Number of closed walks on an $n$-cube

Yes (assuming a closed walk can repeat vertices). For any finite graph $G$ with adjacency matrix $A$, the total number of closed walks of length $r$ is given by

$$\text{tr } A^r = \sum_i \lambda_i^r$$

where $\lambda_i$ runs over all the eigenvalues of $A$. So it suffices to compute the eigenvalues of the adjacency matrix of the $n$-cube. But the $n$-cube is just the Cayley graph of $(\mathbb{Z}/2\mathbb{Z})^n$ with the standard generators, and the eigenvalues of a Cayley graph of any finite abelian group can be computed using the discrete Fourier transform (since the characters of the group automatically given eigenvectors of the adjacency matrix). We find that the eigenvalue $n - 2j$ occurs with multiplicity ${n \choose j}$, hence

$$\text{tr } A^r = \sum_{j=0}^n {n \choose j} (n - 2j)^r.$$

For fixed $n$ as $r \to \infty$ the dominant term is given by $n^r + (-n)^r$.

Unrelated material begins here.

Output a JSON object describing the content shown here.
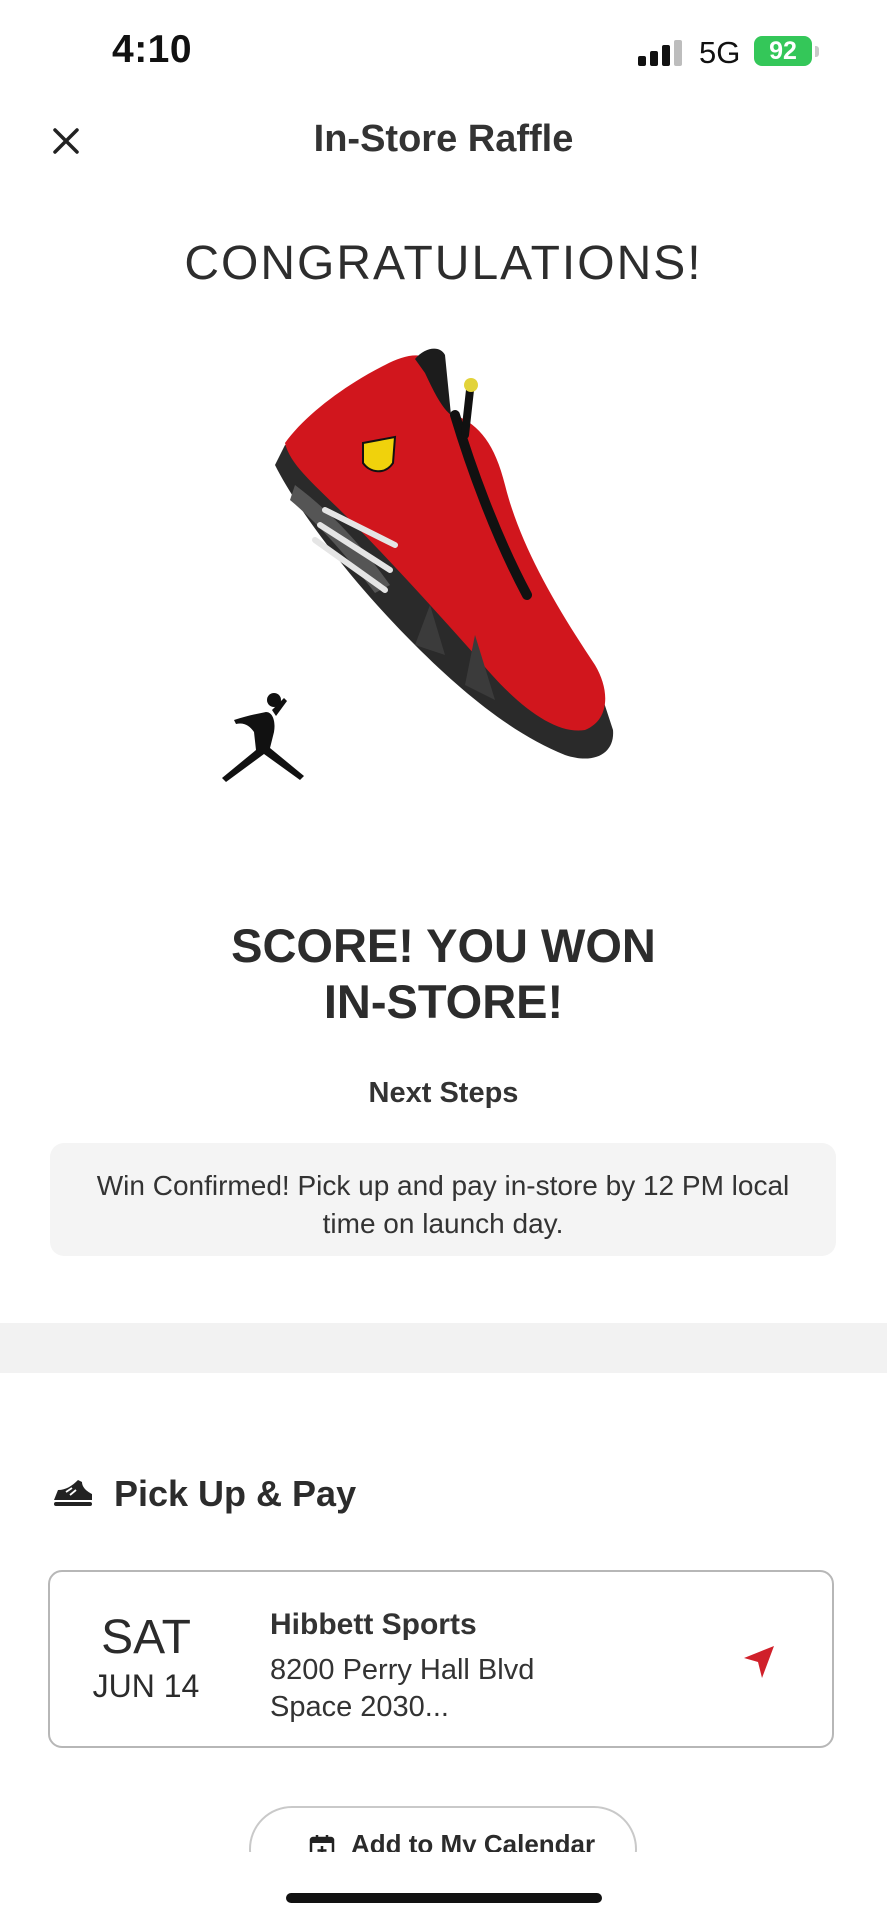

The number of such walks is $2^n$ (the number of vertices of the $n$-cube) times the number of walks that start (and end) at the origin. We may encode such a walk as a word in the letters $1, -1, \dots, n, -n$ where $i$ represents a positive step in the $i$th coordinate direction and $-i$ represents a negative step in the $i$th coordinate direction. The words that encode walks that start and end at the origin are encoded as shuffles of words of the form $i\ -i \ \ i \ -i \ \cdots\ i \ -i$, for $i$ from 1 to $n$. Since for each $i$ there is exactly one word of this form for each even length, the number of shuffles of these words of total length $m$ is the coefficient of $x^m/m!$ in $$\biggl(\sum_{k=0}^\infty \frac{x^{2k}}{(2k)!}\biggr)^{n} = \left(\frac{e^x + e^{-x}}{2}\right)^n. $$ Expanding by the binomial theorem, extracting the coefficient of $x^r/r!$, and multiplying by $2^n$ gives Qiaochu's formula.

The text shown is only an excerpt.